EFL University Students’ Metacognitive Awareness of Reading Strategy and Its Correlation with Their Reading Comprehension
Abstract
Metacognitive awareness of reading strategy has a tremendous impact on the educational process, especially in acquiring a second language. It is concerned with not only what they suggest about how students organize their interactions with the context, but also with how they might employ the strategies that are still relevant to reading comprehension effectiveness. However, the EFL learners are still having a lack using metacognitive awareness of reading strategies significantly because of unknowing and inadequate understanding of what reading strategies to use, how and when to use them appropriately.
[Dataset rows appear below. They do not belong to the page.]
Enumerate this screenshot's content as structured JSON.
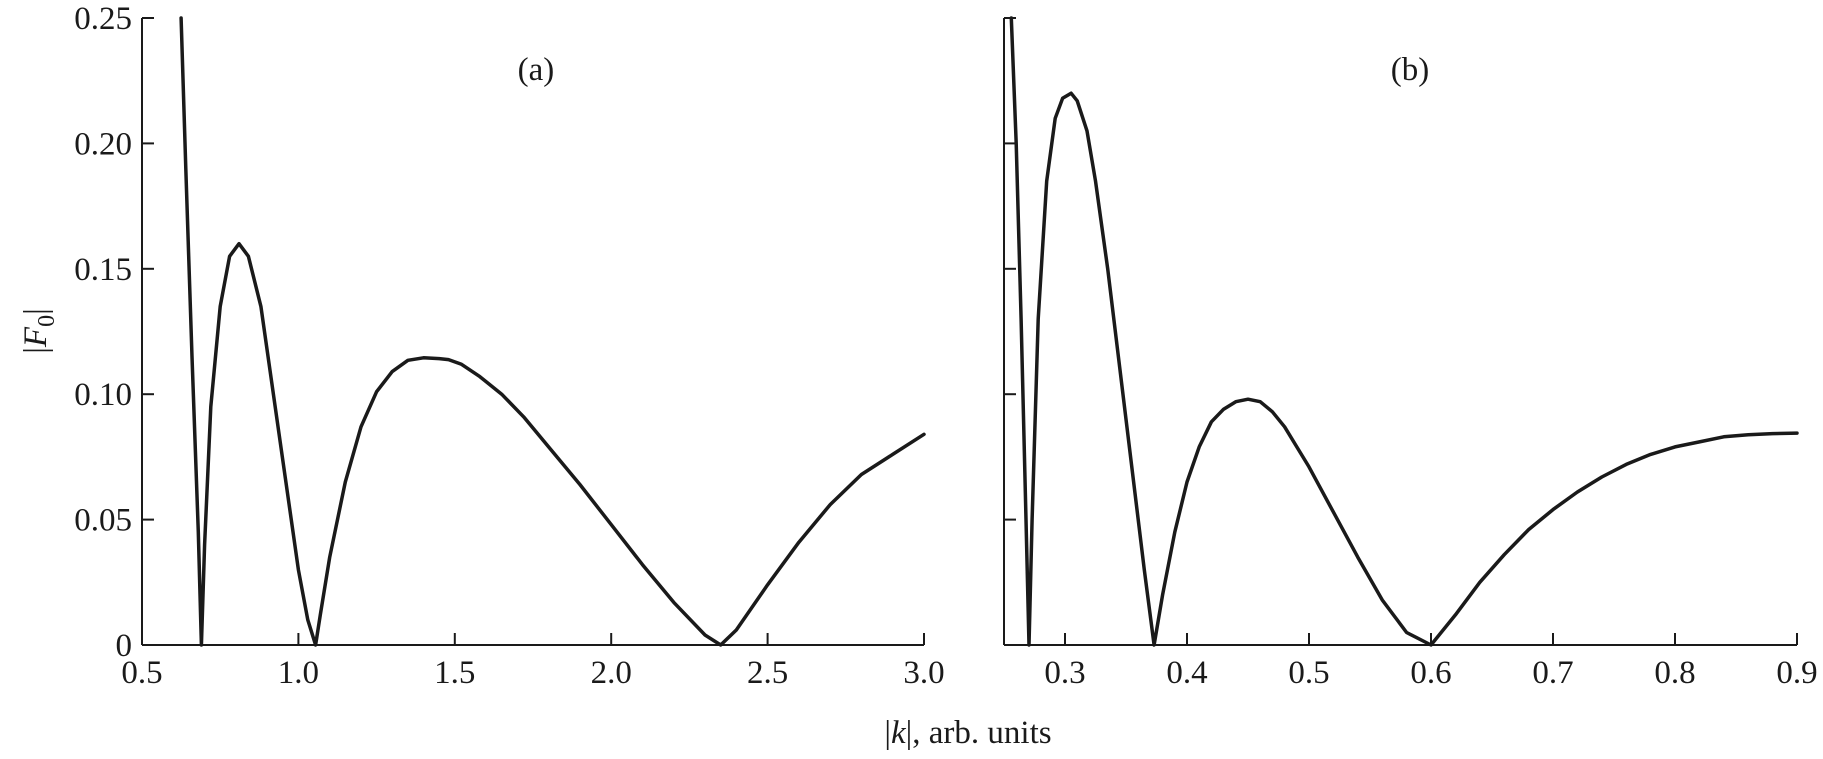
{
  "chart_data": [
    {
      "type": "line",
      "panel_label": "(a)",
      "xlim": [
        0.5,
        3.0
      ],
      "ylim": [
        0,
        0.25
      ],
      "xticks": [
        "0.5",
        "1.0",
        "1.5",
        "2.0",
        "2.5",
        "3.0"
      ],
      "yticks": [
        "0",
        "0.05",
        "0.10",
        "0.15",
        "0.20",
        "0.25"
      ],
      "ylabel_prefix": "|",
      "ylabel_var": "F",
      "ylabel_sub": "0",
      "ylabel_suffix": "|",
      "grid": false,
      "series": [
        {
          "x": [
            0.625,
            0.64,
            0.66,
            0.68,
            0.69,
            0.7,
            0.72,
            0.75,
            0.78,
            0.81,
            0.84,
            0.88,
            0.92,
            0.96,
            1.0,
            1.03,
            1.055,
            1.07,
            1.1,
            1.15,
            1.2,
            1.25,
            1.3,
            1.35,
            1.4,
            1.45,
            1.48,
            1.52,
            1.58,
            1.65,
            1.72,
            1.8,
            1.9,
            2.0,
            2.1,
            2.2,
            2.3,
            2.35,
            2.4,
            2.5,
            2.6,
            2.7,
            2.8,
            2.9,
            3.0
          ],
          "y": [
            0.25,
            0.19,
            0.115,
            0.045,
            0.0,
            0.04,
            0.095,
            0.135,
            0.155,
            0.16,
            0.155,
            0.135,
            0.1,
            0.065,
            0.03,
            0.01,
            0.0,
            0.012,
            0.035,
            0.065,
            0.087,
            0.101,
            0.109,
            0.1135,
            0.1145,
            0.1142,
            0.1138,
            0.112,
            0.107,
            0.1,
            0.091,
            0.079,
            0.064,
            0.048,
            0.032,
            0.017,
            0.004,
            0.0,
            0.006,
            0.024,
            0.041,
            0.056,
            0.068,
            0.076,
            0.084
          ]
        }
      ]
    },
    {
      "type": "line",
      "panel_label": "(b)",
      "xlim": [
        0.25,
        0.9
      ],
      "ylim": [
        0,
        0.25
      ],
      "xticks": [
        "0.3",
        "0.4",
        "0.5",
        "0.6",
        "0.7",
        "0.8",
        "0.9"
      ],
      "grid": false,
      "series": [
        {
          "x": [
            0.256,
            0.26,
            0.264,
            0.268,
            0.2705,
            0.273,
            0.278,
            0.285,
            0.292,
            0.298,
            0.305,
            0.31,
            0.318,
            0.325,
            0.335,
            0.345,
            0.355,
            0.365,
            0.373,
            0.38,
            0.39,
            0.4,
            0.41,
            0.42,
            0.43,
            0.44,
            0.45,
            0.46,
            0.47,
            0.48,
            0.49,
            0.5,
            0.52,
            0.54,
            0.56,
            0.58,
            0.6,
            0.62,
            0.64,
            0.66,
            0.68,
            0.7,
            0.72,
            0.74,
            0.76,
            0.78,
            0.8,
            0.82,
            0.84,
            0.86,
            0.88,
            0.9
          ],
          "y": [
            0.25,
            0.2,
            0.13,
            0.05,
            0.0,
            0.05,
            0.13,
            0.185,
            0.21,
            0.218,
            0.22,
            0.217,
            0.205,
            0.185,
            0.15,
            0.11,
            0.07,
            0.03,
            0.0,
            0.02,
            0.045,
            0.065,
            0.079,
            0.089,
            0.094,
            0.097,
            0.098,
            0.097,
            0.093,
            0.087,
            0.079,
            0.071,
            0.053,
            0.035,
            0.018,
            0.005,
            0.0,
            0.012,
            0.025,
            0.036,
            0.046,
            0.054,
            0.061,
            0.067,
            0.072,
            0.076,
            0.079,
            0.081,
            0.083,
            0.0838,
            0.0843,
            0.0845
          ]
        }
      ]
    }
  ],
  "xlabel_prefix": "|",
  "xlabel_var": "k",
  "xlabel_suffix": "|, arb. units"
}
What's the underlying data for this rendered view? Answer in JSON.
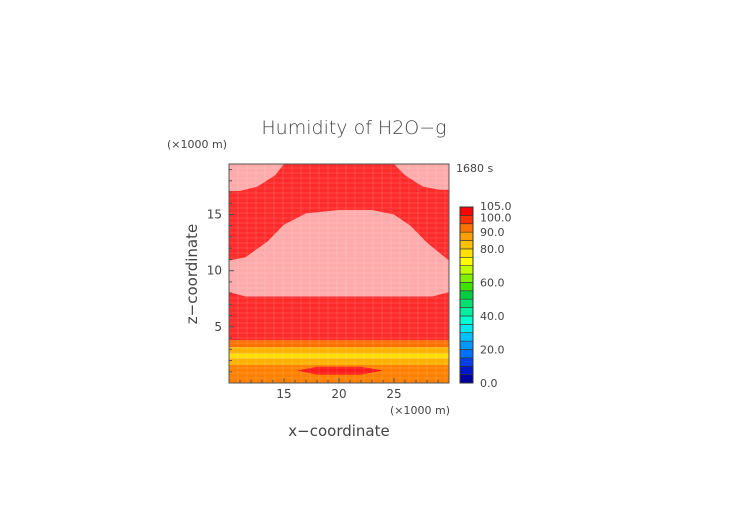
{
  "chart_data": {
    "type": "heatmap",
    "title": "Humidity of H2O−g",
    "xlabel": "x−coordinate",
    "ylabel": "z−coordinate",
    "x_unit": "(×1000 m)",
    "y_unit": "(×1000 m)",
    "time_label": "1680 s",
    "xlim": [
      10,
      30
    ],
    "ylim": [
      0,
      19.5
    ],
    "x_ticks": [
      15,
      20,
      25
    ],
    "y_ticks": [
      5,
      10,
      15
    ],
    "colorbar": {
      "levels": [
        0,
        5,
        10,
        15,
        20,
        25,
        30,
        35,
        40,
        45,
        50,
        55,
        60,
        65,
        70,
        75,
        80,
        85,
        90,
        95,
        100,
        105
      ],
      "labels": [
        "0.0",
        "20.0",
        "40.0",
        "60.0",
        "80.0",
        "90.0",
        "100.0",
        "105.0"
      ],
      "label_values": [
        0,
        20,
        40,
        60,
        80,
        90,
        100,
        105
      ],
      "colors": [
        "#0000a0",
        "#0018c8",
        "#0040e8",
        "#0070ff",
        "#0098ff",
        "#00c0ff",
        "#00e8f0",
        "#00ffd0",
        "#00f0a0",
        "#00e070",
        "#00d040",
        "#40e000",
        "#80f000",
        "#c0ff00",
        "#ffff00",
        "#ffe000",
        "#ffc000",
        "#ffa000",
        "#ff7000",
        "#ff3000",
        "#ff0000",
        "#ffffff"
      ]
    },
    "regions": [
      {
        "name": "moist-layer",
        "value": 97,
        "color": "#ff2a2a",
        "shape": "band",
        "z": [
          3.8,
          19.5
        ]
      },
      {
        "name": "upper-saturated-cloud",
        "value": 102,
        "color": "#ffaaaa",
        "shape": "polygon",
        "points": [
          [
            10,
            8.1
          ],
          [
            11.5,
            7.7
          ],
          [
            28.5,
            7.7
          ],
          [
            30,
            8.1
          ],
          [
            30,
            10.9
          ],
          [
            28,
            12.5
          ],
          [
            26.5,
            14
          ],
          [
            25,
            15
          ],
          [
            23,
            15.4
          ],
          [
            20,
            15.4
          ],
          [
            17,
            15.1
          ],
          [
            15,
            14.1
          ],
          [
            13.5,
            12.6
          ],
          [
            11.5,
            11.2
          ],
          [
            10,
            10.9
          ]
        ]
      },
      {
        "name": "top-left-cloud",
        "value": 102,
        "color": "#ffaaaa",
        "shape": "polygon",
        "points": [
          [
            10,
            19.5
          ],
          [
            15,
            19.5
          ],
          [
            14.2,
            18.5
          ],
          [
            12.6,
            17.5
          ],
          [
            11,
            17.1
          ],
          [
            10,
            17.1
          ]
        ]
      },
      {
        "name": "top-right-cloud",
        "value": 102,
        "color": "#ffaaaa",
        "shape": "polygon",
        "points": [
          [
            30,
            19.5
          ],
          [
            25,
            19.5
          ],
          [
            26,
            18.5
          ],
          [
            27.6,
            17.5
          ],
          [
            29.1,
            17.2
          ],
          [
            30,
            17.2
          ]
        ]
      },
      {
        "name": "lower-band-1",
        "value": 90,
        "color": "#ff7000",
        "shape": "band",
        "z": [
          3.2,
          3.8
        ]
      },
      {
        "name": "lower-band-2",
        "value": 82,
        "color": "#ffb000",
        "shape": "band",
        "z": [
          2.6,
          3.2
        ]
      },
      {
        "name": "lower-band-3",
        "value": 75,
        "color": "#ffe000",
        "shape": "band",
        "z": [
          2.2,
          2.6
        ]
      },
      {
        "name": "lower-band-4",
        "value": 82,
        "color": "#ffb000",
        "shape": "band",
        "z": [
          1.6,
          2.2
        ]
      },
      {
        "name": "lower-band-5",
        "value": 90,
        "color": "#ff8000",
        "shape": "band",
        "z": [
          0,
          1.6
        ]
      },
      {
        "name": "near-surface-saturated",
        "value": 98,
        "color": "#ff1a1a",
        "shape": "polygon",
        "points": [
          [
            16.2,
            1.1
          ],
          [
            18,
            1.45
          ],
          [
            22,
            1.45
          ],
          [
            24,
            1.1
          ],
          [
            22,
            0.75
          ],
          [
            18,
            0.75
          ]
        ]
      }
    ]
  }
}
Hence, the present study is attempted to locate the relationship between EFL learners’ metacognitive awareness of reading strategy and reading comprehension. A quantitative study, with 60 EFL students as participants, was conducted by using a questionnaire, and reading comprehension score to discover the level of EFL students’ Metacognitive Awareness of Reading Strategy. Those are the Metacognitive Awareness of Reading Strategy Inventory - revised (MARSI-R) and the Test English Proficiency (TEP) to discover the level of EFL students’ metacognitive awareness. The result of this study showed that 49 participants (mean 3.5 – >3.5), categorized as high group levels, and 11 participants (mean 2.5 – 3.4), categorized as moderate group levels. This research also revealed that the most strategies used by EFL learners found using PRS (Problem-solving strategies) M = 3.99; GRS (Global reading strategies) M = 3.98; and, SRS (Support reading strategies) M = 3.65. For the result of the Spearman Rho Coefficient showed that there is no correlation between EFL learners’ metacognitive awareness of reading strategy and reading comprehension (ρ value = .986).